In State v. AAA Bail Bonds, the court revoked a bonding company's right to write bail bonds without first giving the defendant a hearing. The appellate court held that the bonding company's license to write bail bonds was clearly a property right that could not be taken away without due process in order to take it away. Nevertheless, a statutory scheme that provided a hearing after the revocation satisfied due process if the post-deprivation hearing was held within a reasonable time. 993 S.W.2d at 86; see also Tenn.Code Ann. § 40-11-125. In contrast, in Ms. Manning's case she was not deprived of her property by the order to demolish it. Even if we read the demolition order as a deprivation of some part of Ms. Manning's property, the ordinance gave her the right to be heard before the city could execute the order. The hearing must be held within sixty days of the date it was requested. We think the procedure satisfied Ms. Manning's right to due process.
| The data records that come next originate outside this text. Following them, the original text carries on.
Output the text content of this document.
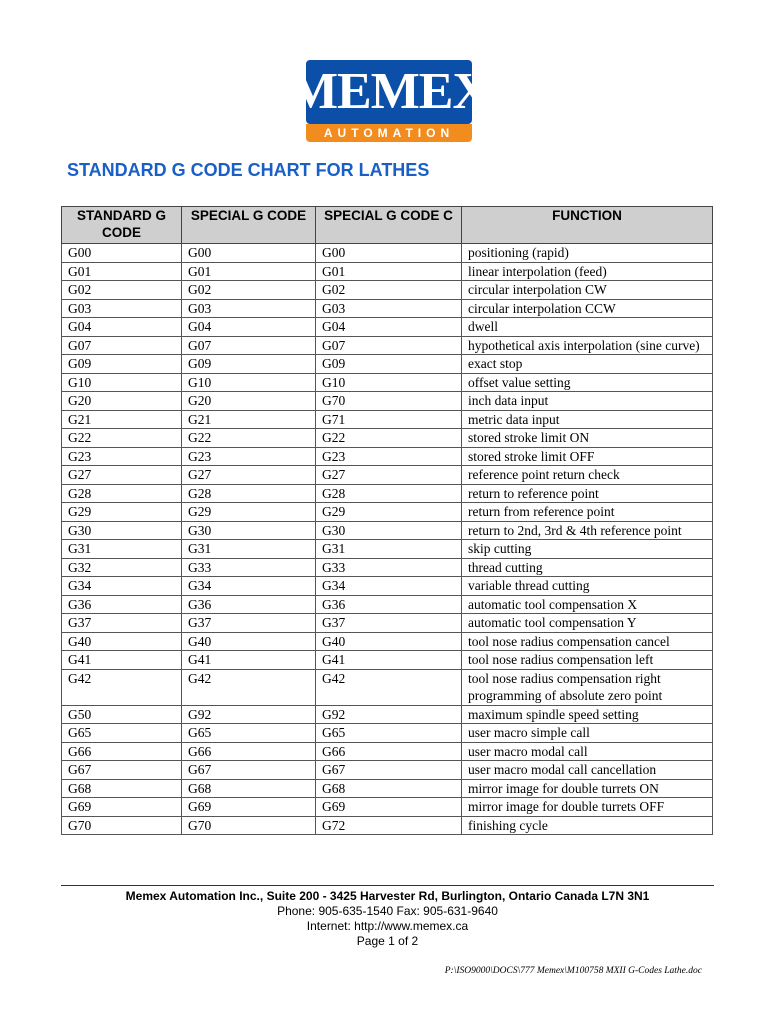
MEMEX
AUTOMATION
STANDARD G CODE CHART FOR LATHES
STANDARD G CODE	SPECIAL G CODE	SPECIAL G CODE C	FUNCTION
G00	G00	G00	positioning (rapid)
G01	G01	G01	linear interpolation (feed)
G02	G02	G02	circular interpolation CW
G03	G03	G03	circular interpolation CCW
G04	G04	G04	dwell
G07	G07	G07	hypothetical axis interpolation (sine curve)
G09	G09	G09	exact stop
G10	G10	G10	offset value setting
G20	G20	G70	inch data input
G21	G21	G71	metric data input
G22	G22	G22	stored stroke limit ON
G23	G23	G23	stored stroke limit OFF
G27	G27	G27	reference point return check
G28	G28	G28	return to reference point
G29	G29	G29	return from reference point
G30	G30	G30	return to 2nd, 3rd & 4th reference point
G31	G31	G31	skip cutting
G32	G33	G33	thread cutting
G34	G34	G34	variable thread cutting
G36	G36	G36	automatic tool compensation X
G37	G37	G37	automatic tool compensation Y
G40	G40	G40	tool nose radius compensation cancel
G41	G41	G41	tool nose radius compensation left
G42	G42	G42	tool nose radius compensation right programming of absolute zero point
G50	G92	G92	maximum spindle speed setting
G65	G65	G65	user macro simple call
G66	G66	G66	user macro modal call
G67	G67	G67	user macro modal call cancellation
G68	G68	G68	mirror image for double turrets ON
G69	G69	G69	mirror image for double turrets OFF
G70	G70	G72	finishing cycle
Memex Automation Inc., Suite 200 - 3425 Harvester Rd, Burlington, Ontario Canada L7N 3N1
Phone: 905-635-1540 Fax: 905-631-9640
Internet: http://www.memex.ca
Page 1 of 2
P:\ISO9000\DOCS\777 Memex\M100758 MXII G-Codes Lathe.doc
The judgment of the trial court is reversed and the cause is remanded to the Chancery Court of Wilson County for any further proceedings necessary. Tax the costs on appeal to the appellee, Vanessa Manning.

NOTES

[1] In Tenn.Code Ann. § 6-54-504, the legislature did provide a limitation on the power of municipalities to adopt by reference. That section prevents the adoption by reference of the penalty clauses of a code and requires that the penalty clauses be set forth in full in the adopting ordinance. The parties, however, did not raise an issue about the restriction imposed by this section.